In the wake of terror attacks in Western countries, UK was one the countries that suffered from these acts, planned and orchestrated by radical jihadists. The London bombing in July 2005, the Manchester arena bombing in May 2017, and a list of many others, are some notable terror attacks that the country has suffered from.
However, survivors of these attacks in the UK, have condemned the compensation scheme of the government as “broken.” According to a support network against terrorism, about 130 survivors were polled from 11 different attacks in the UK.
Among those who responded were survivors of the Fishmonger’s Hall stabbings in London in 2019, and the Manchester Arena explosion in 2017. According to a government official, “we know more must be done” to address needs.
According to survey, the compensation scheme was termed “unfair and unreasonable” by majority of survivors who participated in the survey.
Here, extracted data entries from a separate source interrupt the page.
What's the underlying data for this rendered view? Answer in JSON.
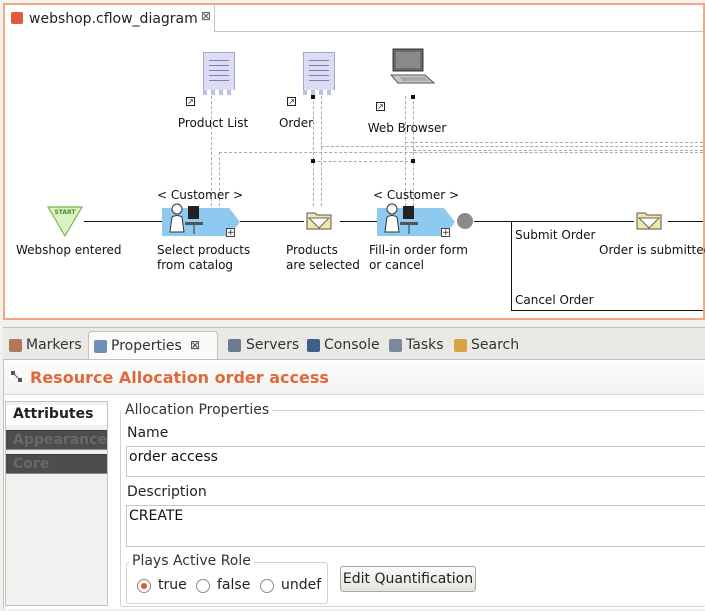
{
  "editor": {
    "tab_title": "webshop.cflow_diagram",
    "close_glyph": "⊠"
  },
  "diagram": {
    "resources": [
      {
        "label": "Product List",
        "icon": "document-icon"
      },
      {
        "label": "Order",
        "icon": "document-icon"
      },
      {
        "label": "Web Browser",
        "icon": "computer-icon"
      }
    ],
    "link_glyph": "↗",
    "role_labels": [
      "< Customer >",
      "< Customer >"
    ],
    "start_badge": "START",
    "start_label": "Webshop entered",
    "tasks": [
      {
        "label_line1": "Select products",
        "label_line2": "from catalog"
      },
      {
        "label_line1": "Fill-in order form",
        "label_line2": "or cancel"
      }
    ],
    "events": [
      {
        "label_line1": "Products",
        "label_line2": "are selected"
      },
      {
        "label_line1": "Order is submitted",
        "label_line2": ""
      }
    ],
    "branches": [
      "Submit Order",
      "Cancel Order"
    ],
    "plus_glyph": "+"
  },
  "views": {
    "tabs": [
      {
        "label": "Markers",
        "icon": "markers-icon",
        "color": "#b07a5a"
      },
      {
        "label": "Properties",
        "icon": "properties-icon",
        "color": "#6f8fb8",
        "active": true
      },
      {
        "label": "Servers",
        "icon": "servers-icon",
        "color": "#6b7a8c"
      },
      {
        "label": "Console",
        "icon": "console-icon",
        "color": "#3d5f8a"
      },
      {
        "label": "Tasks",
        "icon": "tasks-icon",
        "color": "#7a8a9a"
      },
      {
        "label": "Search",
        "icon": "search-icon",
        "color": "#d9a441"
      }
    ],
    "close_glyph": "⊠"
  },
  "properties": {
    "title": "Resource Allocation order access",
    "side_tabs": [
      "Attributes",
      "Appearance",
      "Core"
    ],
    "group_title": "Allocation Properties",
    "name_label": "Name",
    "name_value": "order access",
    "description_label": "Description",
    "description_value": "CREATE",
    "role_group_title": "Plays Active Role",
    "role_options": [
      {
        "label": "true",
        "selected": true
      },
      {
        "label": "false",
        "selected": false
      },
      {
        "label": "undef",
        "selected": false
      }
    ],
    "edit_button": "Edit Quantification"
  },
  "colors": {
    "accent": "#e06a3d",
    "editor_border": "#f2a882",
    "task_fill": "#8ec9ef"
  }
}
On the other hand, since the 1990s, the Criminal Injuries Compensation Authority (CICA) has been delegated the authority to facilitate claims from victims of violent crimes in England, Scotland, and Wales who have suffered physical or mental damage.
Majority of the survivors complained that, information provided by the CICA are incomprehensible, and even getting access to an official from CICA to discuss your problem, is very difficult. Also, about 60% of the survivors claimed that, they feel uneasy when submitting their compensation claims to the office, while 62% of the victims polled did not feel handled with respect and understanding, compared to 17% who did.
A new charter instituted by the government in 2019 showed that, survivors of terror attacks are entitled legal aid and mental health, a promise that survivor claimed, never came to pass. Some survivors revealed that, they have been waiting for their compensations, and others claimed that, the documentations of their claims have gotten missing.
A survivor of the 2017 Manchester bombing, Joanne McSorley, revealed that, she has been “degraded” by the CICA office, by being told to prove how intense her injuries were. Joanne sustained 31 pieces of shrapnel to her body, after the bombing. After six years of frustrations, Joanne claimed, she was offered 25,000 pounds as her compensation.
“I am housebound, really. I can’t even put my own shoes on, or my coat. It is a life that’s very, very different. I put my faith in the systems and in the government. This was a terror attack, so I thought, well of course we’ll be looked after. But that didn’t happen. I feel totally degraded by the process because you’re having to prove all the time you are still in that state. I don’t think you should have to apply for something. It should just be there. No one has got in touch to ask me ‘How are you?’ They don’t care. It’s just not fair. No one cares.”Joanne McSorley, Survivor, 2017 Manchester Bombing.
According to recommendations made by the researchers, a new compensatory body must be set up, and placed under the supervision of the Home Office, that would allow the tracking of online payments, and also enhanced the disclosure of awarded calculations.
Moreover, a spokesman from the government, also disclosed that, every survivor of a terror attack deserves sort of compensation and others for them to pull through their ordeal.
“it is right survivors get the support they need, including through the publicly-funded Criminal Injuries Compensation Scheme that has paid out more than 158m pounds to victims of violent crimes in the las year alone. But we know more needs to be done. Which is why the government is reviewing the support available to better address victims’ needs.”Government Spokesperson.
Furthermore, co-founder of Survivors Against Terror Brendan Cox, criticized the organization’s procedures in which they carry out their duties, with regards to providing assistance to survivor. Cox lost his wife to a terror attack in 2016.
“An organization that is supposed to be helping survivors recover and rebuild is instead consistently doing them harm. If the organization had poor processes and procedures but scored well on other areas, there would be hope for reform. There is not.”Brendan Cox, Co-founder, Survivors Against Terror.